Northwards from Millers Dale the line entered the two Chee Tor tunnels (401 and 94 yards), separated by a 50 ft bridge over the River Wye, then along a ledge cut into the rock face, before entering Rusher Cutting tunnel (121 yards), crossing the Wye again by another viaduct. The line here was immensely difficult and expensive to construct, skirting, as it did, the base of the 300 ft high ciff of Chee Tor. Chee number 1 was, until May 2011, sealed off for safety reasons, but it is now possible to walk through all three tunnels. Further on was the triangular junction for Buxton via Blackwell Mill, before continuing to Peak Forest.

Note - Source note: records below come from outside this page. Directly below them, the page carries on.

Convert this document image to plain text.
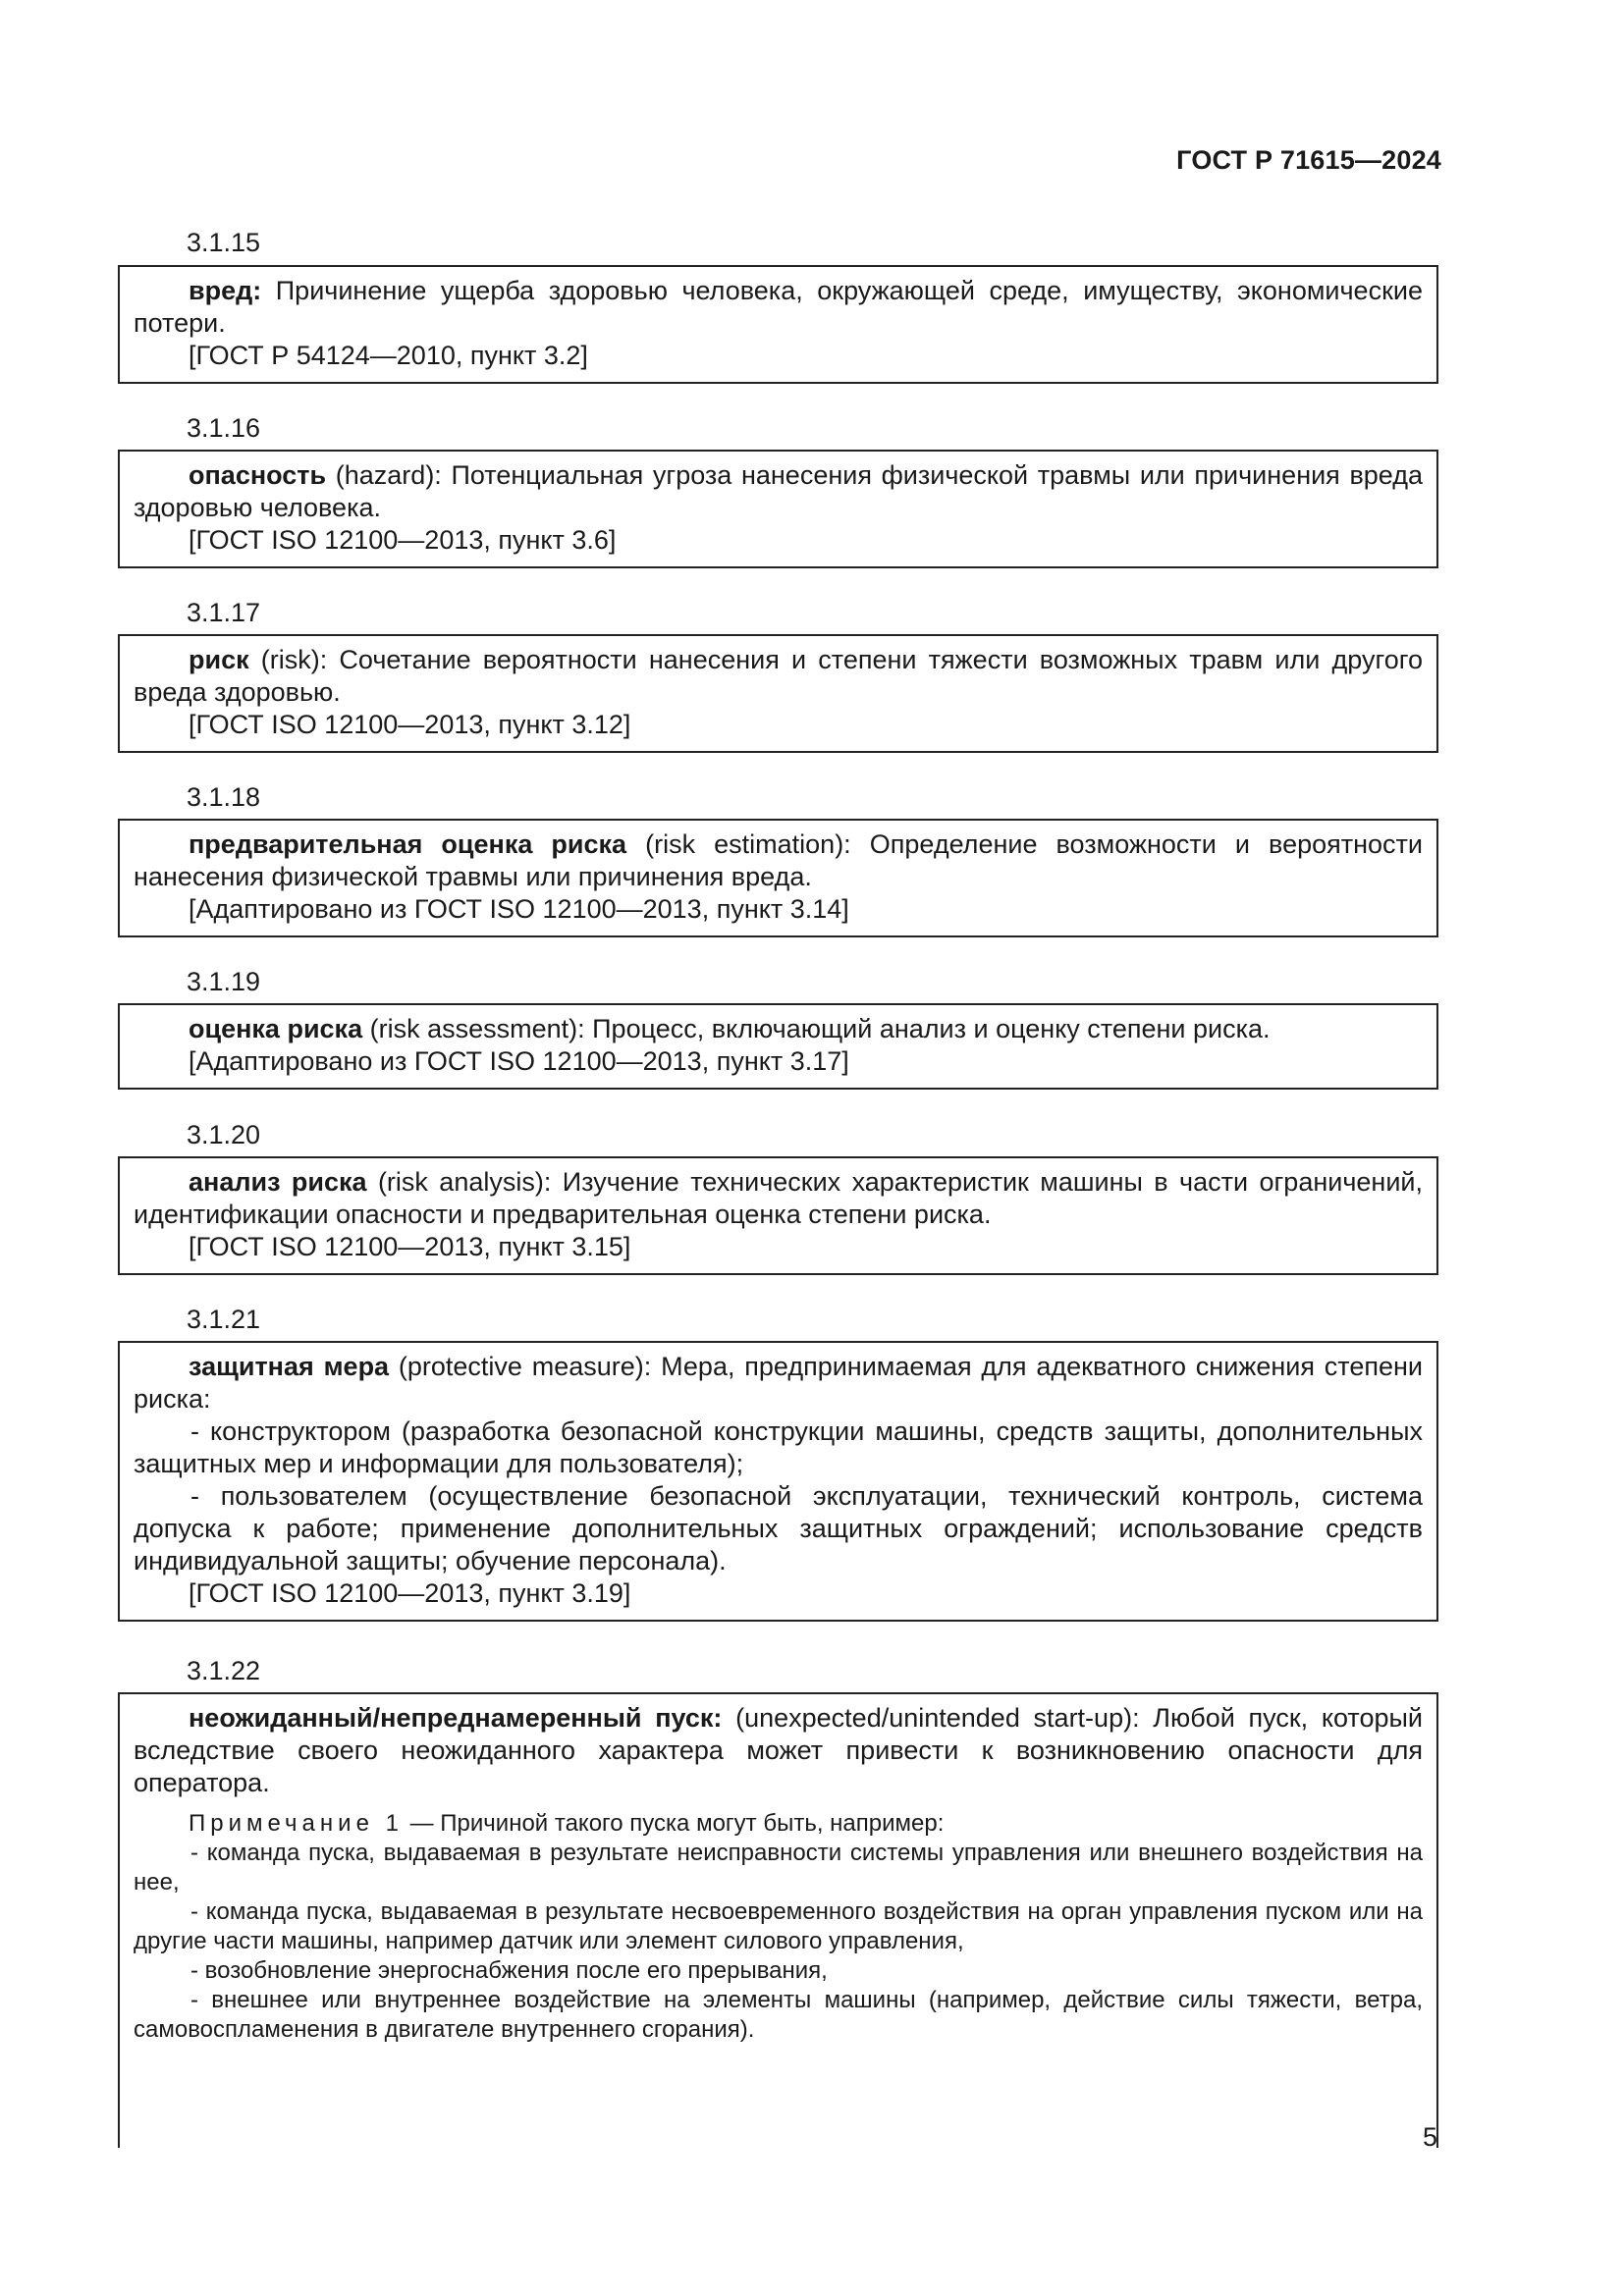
ГОСТ Р 71615—2024
3.1.15

вред: Причинение ущерба здоровью человека, окружающей среде, имуществу, экономические потери.

[ГОСТ Р 54124—2010, пункт 3.2]

3.1.16

опасность (hazard): Потенциальная угроза нанесения физической травмы или причинения вреда здоровью человека.

[ГОСТ ISO 12100—2013, пункт 3.6]

3.1.17

риск (risk): Сочетание вероятности нанесения и степени тяжести возможных травм или другого вреда здоровью.

[ГОСТ ISO 12100—2013, пункт 3.12]

3.1.18

предварительная оценка риска (risk estimation): Определение возможности и вероятности нанесения физической травмы или причинения вреда.

[Адаптировано из ГОСТ ISO 12100—2013, пункт 3.14]

3.1.19

оценка риска (risk assessment): Процесс, включающий анализ и оценку степени риска.

[Адаптировано из ГОСТ ISO 12100—2013, пункт 3.17]

3.1.20

анализ риска (risk analysis): Изучение технических характеристик машины в части ограничений, идентификации опасности и предварительная оценка степени риска.

[ГОСТ ISO 12100—2013, пункт 3.15]

3.1.21

защитная мера (protective measure): Мера, предпринимаемая для адекватного снижения степени риска:

- конструктором (разработка безопасной конструкции машины, средств защиты, дополнительных защитных мер и информации для пользователя);

- пользователем (осуществление безопасной эксплуатации, технический контроль, система допуска к работе; применение дополнительных защитных ограждений; использование средств индивидуальной защиты; обучение персонала).

[ГОСТ ISO 12100—2013, пункт 3.19]

3.1.22

неожиданный/непреднамеренный пуск: (unexpected/unintended start-up): Любой пуск, который вследствие своего неожиданного характера может привести к возникновению опасности для оператора.

Примечание 1 — Причиной такого пуска могут быть, например:

- команда пуска, выдаваемая в результате неисправности системы управления или внешнего воздействия на нее,

- команда пуска, выдаваемая в результате несвоевременного воздействия на орган управления пуском или на другие части машины, например датчик или элемент силового управления,

- возобновление энергоснабжения после его прерывания,

- внешнее или внутреннее воздействие на элементы машины (например, действие силы тяжести, ветра, самовоспламенения в двигателе внутреннего сгорания).

5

The area is of great interest to geologists, particularly where the strata have been exposed by quarries and railway cuttings. In Station Quarry two layers of limestone can be seen, separated by a bed of shale. At one point there is a dip in the lower layer, possibly from a watercourse, millions of years ago. This is filled with the shale and a large limestone boulder can be seen within it. Elsewhere in the area there are signs of lava flows from long-ago volcanic activity.

==In art and literature==
A painting by Thomas Allom, and engraved by J. J. Hinchliff, which appears to show a couple by the waterside at sunset, is accompanied by a poetical illustration by Letitia Elizabeth Landon in Fisher's Drawing Room Scrap Book, 1838.